Philippe B. Grimbert :
Evidemment, c’est un rendez-vous manqué. Mais, sans dévoiler l'intrigue, ce malheureux Paul vit un certain nombre d'événements qui sont assez douloureux et j'ai eu envie, à un moment donné, de le sauver. C'était une façon de lui permettre, justement, d'être capable de renouer le fil non seulement avec lui-même mais également avec son enfant. C’était aussi pour moi une manière de ne pas abandonner ce personnage, qui nous est à la fois étranger, mais aussi assez familier.
Philippe Chauveau :
Ces trois personnages sont énervants et exaspérants par leurs choix de vie.
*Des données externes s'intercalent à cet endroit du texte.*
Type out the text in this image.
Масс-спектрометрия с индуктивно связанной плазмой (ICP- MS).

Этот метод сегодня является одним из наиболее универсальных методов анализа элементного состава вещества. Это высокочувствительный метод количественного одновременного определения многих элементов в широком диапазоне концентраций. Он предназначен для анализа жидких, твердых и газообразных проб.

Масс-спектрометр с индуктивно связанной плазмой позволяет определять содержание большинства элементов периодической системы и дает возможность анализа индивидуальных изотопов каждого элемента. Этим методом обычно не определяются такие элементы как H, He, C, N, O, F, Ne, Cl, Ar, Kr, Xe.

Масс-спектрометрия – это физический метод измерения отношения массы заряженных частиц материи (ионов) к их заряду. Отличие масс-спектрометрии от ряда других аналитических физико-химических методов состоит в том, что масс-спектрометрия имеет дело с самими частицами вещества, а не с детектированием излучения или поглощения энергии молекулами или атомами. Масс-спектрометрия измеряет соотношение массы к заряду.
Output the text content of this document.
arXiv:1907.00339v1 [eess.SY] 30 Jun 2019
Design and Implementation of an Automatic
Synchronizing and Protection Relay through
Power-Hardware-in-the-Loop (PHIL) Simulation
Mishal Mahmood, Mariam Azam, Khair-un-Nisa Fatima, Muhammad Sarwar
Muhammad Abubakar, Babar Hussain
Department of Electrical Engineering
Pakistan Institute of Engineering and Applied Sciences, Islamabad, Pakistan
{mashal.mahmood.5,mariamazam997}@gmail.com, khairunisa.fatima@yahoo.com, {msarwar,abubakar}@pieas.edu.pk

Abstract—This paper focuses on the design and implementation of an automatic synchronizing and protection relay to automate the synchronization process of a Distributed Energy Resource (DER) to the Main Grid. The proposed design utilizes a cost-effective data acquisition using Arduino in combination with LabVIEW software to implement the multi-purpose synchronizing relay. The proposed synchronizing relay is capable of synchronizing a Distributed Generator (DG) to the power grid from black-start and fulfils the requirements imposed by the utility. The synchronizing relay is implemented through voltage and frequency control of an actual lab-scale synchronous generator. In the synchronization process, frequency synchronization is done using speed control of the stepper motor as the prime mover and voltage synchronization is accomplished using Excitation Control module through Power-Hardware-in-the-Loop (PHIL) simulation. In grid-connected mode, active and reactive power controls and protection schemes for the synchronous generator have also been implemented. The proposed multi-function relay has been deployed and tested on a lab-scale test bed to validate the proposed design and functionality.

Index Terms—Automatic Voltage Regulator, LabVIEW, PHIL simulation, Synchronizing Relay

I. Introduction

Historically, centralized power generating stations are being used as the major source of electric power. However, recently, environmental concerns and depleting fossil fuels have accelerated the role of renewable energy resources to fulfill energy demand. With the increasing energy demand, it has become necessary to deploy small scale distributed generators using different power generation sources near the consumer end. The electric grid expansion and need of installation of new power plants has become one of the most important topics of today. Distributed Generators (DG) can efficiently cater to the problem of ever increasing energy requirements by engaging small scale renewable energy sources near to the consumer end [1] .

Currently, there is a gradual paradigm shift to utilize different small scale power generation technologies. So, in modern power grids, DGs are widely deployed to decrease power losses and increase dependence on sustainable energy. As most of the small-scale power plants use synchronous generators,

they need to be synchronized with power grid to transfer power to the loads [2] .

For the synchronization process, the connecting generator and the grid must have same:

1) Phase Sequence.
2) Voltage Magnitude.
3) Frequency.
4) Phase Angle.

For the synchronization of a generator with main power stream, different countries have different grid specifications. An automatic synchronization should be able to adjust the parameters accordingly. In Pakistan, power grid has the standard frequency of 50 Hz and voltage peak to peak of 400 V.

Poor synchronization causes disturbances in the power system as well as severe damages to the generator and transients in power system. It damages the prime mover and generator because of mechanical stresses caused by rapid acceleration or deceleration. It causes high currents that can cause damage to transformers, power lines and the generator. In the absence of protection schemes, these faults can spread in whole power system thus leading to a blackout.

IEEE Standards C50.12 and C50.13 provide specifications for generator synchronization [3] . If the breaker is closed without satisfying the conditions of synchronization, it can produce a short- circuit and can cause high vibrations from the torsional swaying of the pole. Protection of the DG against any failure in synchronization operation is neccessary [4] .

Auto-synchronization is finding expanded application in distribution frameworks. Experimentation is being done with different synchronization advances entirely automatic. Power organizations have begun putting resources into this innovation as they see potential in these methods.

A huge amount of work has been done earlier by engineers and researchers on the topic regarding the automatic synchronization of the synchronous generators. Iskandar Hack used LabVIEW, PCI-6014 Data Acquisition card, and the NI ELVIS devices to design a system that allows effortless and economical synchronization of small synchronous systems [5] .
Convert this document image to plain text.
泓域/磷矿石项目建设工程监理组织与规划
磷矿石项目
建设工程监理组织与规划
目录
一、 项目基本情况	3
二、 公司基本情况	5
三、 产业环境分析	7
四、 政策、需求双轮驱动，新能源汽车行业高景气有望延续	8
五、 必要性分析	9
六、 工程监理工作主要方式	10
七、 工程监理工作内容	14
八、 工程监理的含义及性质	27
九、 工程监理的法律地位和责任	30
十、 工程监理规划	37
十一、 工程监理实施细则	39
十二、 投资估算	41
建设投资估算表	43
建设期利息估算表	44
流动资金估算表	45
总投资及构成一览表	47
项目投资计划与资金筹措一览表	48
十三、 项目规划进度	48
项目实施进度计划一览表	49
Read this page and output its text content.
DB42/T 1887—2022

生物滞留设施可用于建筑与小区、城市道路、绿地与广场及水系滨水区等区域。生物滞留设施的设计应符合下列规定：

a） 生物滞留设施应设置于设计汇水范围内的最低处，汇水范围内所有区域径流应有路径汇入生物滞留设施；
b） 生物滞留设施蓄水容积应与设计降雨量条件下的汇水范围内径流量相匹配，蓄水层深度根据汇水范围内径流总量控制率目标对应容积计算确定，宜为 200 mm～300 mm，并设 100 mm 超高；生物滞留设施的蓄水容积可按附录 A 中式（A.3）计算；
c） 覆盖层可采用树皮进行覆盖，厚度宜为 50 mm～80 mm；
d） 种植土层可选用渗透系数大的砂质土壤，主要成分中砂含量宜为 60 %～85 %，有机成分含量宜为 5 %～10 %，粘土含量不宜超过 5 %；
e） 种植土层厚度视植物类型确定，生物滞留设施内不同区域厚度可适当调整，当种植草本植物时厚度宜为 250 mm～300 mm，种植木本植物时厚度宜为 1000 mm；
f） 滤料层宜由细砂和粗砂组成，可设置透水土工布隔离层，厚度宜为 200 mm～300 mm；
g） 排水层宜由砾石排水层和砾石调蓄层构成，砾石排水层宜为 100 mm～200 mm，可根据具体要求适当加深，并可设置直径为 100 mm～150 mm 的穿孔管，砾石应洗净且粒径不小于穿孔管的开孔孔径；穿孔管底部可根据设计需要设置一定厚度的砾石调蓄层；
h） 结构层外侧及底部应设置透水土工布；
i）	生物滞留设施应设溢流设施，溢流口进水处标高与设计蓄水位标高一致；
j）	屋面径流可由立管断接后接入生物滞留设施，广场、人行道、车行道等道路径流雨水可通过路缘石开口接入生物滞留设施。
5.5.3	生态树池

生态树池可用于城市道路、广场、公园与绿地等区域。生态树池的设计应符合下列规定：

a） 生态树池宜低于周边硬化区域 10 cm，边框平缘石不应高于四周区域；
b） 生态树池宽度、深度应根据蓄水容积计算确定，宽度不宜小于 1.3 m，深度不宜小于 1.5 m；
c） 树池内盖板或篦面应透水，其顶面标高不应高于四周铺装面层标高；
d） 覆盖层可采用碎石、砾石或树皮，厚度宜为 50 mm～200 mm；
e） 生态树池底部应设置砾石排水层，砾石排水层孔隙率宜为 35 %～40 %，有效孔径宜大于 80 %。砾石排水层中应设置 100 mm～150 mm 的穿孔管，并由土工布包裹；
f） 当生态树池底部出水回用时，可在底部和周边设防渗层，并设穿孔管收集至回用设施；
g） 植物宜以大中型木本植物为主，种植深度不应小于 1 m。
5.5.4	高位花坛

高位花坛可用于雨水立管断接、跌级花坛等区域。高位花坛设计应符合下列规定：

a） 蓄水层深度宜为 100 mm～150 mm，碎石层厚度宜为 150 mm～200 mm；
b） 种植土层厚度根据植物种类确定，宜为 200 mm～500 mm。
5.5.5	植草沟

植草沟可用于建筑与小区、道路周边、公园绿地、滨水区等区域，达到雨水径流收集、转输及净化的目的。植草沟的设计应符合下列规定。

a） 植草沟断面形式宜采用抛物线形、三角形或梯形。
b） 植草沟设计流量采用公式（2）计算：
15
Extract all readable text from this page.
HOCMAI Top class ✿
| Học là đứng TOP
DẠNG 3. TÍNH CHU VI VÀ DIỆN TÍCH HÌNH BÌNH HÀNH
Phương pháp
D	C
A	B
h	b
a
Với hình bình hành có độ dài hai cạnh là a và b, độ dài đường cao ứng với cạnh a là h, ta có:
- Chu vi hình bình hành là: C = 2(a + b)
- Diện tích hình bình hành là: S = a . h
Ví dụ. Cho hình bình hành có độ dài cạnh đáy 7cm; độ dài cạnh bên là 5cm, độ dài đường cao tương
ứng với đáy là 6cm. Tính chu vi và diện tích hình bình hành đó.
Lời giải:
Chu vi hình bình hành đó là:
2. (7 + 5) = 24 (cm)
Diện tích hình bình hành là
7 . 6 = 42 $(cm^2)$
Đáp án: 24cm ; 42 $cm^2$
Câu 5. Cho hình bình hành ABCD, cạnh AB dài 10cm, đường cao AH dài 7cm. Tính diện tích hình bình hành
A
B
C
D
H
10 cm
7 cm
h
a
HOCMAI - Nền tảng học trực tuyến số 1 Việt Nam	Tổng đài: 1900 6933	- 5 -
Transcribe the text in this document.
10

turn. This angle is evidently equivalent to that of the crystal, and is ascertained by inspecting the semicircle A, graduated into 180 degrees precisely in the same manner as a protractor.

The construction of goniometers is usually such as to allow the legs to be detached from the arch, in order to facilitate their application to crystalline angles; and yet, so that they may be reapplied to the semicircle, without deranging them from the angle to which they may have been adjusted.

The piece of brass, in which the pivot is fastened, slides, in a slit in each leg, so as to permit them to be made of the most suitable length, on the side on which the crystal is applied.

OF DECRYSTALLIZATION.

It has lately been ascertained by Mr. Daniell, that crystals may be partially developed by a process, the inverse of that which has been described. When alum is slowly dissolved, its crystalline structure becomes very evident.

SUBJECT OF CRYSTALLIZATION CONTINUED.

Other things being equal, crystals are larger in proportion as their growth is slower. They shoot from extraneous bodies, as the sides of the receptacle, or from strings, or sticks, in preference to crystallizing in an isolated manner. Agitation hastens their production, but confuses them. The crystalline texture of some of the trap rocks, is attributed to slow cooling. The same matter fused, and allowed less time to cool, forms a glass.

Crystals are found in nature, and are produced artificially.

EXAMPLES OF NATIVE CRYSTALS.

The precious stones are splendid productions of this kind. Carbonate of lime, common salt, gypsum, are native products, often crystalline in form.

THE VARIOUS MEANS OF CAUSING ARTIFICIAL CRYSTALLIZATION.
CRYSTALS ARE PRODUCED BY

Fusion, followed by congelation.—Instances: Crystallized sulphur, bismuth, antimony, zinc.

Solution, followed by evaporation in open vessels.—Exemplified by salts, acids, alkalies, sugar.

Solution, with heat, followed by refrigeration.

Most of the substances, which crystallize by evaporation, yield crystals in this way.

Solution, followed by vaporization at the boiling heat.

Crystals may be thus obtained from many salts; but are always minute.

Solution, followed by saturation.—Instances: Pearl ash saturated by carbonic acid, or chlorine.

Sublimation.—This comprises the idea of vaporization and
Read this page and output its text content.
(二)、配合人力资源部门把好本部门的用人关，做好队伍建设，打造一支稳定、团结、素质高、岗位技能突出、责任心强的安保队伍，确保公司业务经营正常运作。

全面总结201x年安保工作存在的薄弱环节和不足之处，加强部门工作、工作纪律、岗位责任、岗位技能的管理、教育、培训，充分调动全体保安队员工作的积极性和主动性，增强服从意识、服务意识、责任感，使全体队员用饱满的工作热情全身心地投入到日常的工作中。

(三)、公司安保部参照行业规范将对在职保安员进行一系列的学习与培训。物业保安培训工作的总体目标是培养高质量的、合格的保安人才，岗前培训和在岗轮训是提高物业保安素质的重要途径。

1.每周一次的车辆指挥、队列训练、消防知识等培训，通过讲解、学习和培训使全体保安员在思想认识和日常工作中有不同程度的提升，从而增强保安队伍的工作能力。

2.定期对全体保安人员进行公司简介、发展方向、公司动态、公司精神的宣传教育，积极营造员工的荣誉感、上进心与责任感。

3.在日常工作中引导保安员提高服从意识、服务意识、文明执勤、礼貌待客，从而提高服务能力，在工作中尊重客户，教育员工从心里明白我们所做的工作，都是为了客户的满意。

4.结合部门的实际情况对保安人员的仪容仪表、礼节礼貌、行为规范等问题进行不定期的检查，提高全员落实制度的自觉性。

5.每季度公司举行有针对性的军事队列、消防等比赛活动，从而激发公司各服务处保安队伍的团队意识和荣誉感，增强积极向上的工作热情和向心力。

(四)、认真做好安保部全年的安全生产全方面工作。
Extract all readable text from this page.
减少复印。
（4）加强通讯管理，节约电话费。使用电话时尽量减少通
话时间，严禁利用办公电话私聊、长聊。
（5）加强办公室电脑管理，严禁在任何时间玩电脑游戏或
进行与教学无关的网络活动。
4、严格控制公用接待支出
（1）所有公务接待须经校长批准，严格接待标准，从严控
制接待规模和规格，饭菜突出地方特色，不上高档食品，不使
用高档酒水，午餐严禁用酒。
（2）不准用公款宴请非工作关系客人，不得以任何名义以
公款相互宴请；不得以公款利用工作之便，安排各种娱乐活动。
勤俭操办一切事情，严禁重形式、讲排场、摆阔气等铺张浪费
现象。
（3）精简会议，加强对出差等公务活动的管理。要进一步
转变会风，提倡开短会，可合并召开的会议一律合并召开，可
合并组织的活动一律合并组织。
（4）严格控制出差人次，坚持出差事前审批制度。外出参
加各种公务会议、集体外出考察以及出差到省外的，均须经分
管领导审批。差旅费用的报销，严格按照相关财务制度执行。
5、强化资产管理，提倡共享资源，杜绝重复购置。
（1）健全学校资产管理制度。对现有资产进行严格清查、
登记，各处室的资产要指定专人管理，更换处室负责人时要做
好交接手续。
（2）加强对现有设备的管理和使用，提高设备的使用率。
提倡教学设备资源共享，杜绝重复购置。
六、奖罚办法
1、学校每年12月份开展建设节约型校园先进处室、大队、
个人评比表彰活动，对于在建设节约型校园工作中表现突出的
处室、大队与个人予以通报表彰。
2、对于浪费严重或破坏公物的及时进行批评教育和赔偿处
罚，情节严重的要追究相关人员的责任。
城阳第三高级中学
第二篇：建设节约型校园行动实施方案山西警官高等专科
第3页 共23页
Mais c'est aussi pour ça qu'on les trouve très attachants lorsqu'on est lecteur. Voilà un livre que nous allons dédier à tous les Paul que l'on peut croiser au cours de sa vie. C'est votre premier roman Philippe B. Grimbert, « Panne de secteur » et vous êtes publié aux éditions Le Dilettante. Merci beaucoup.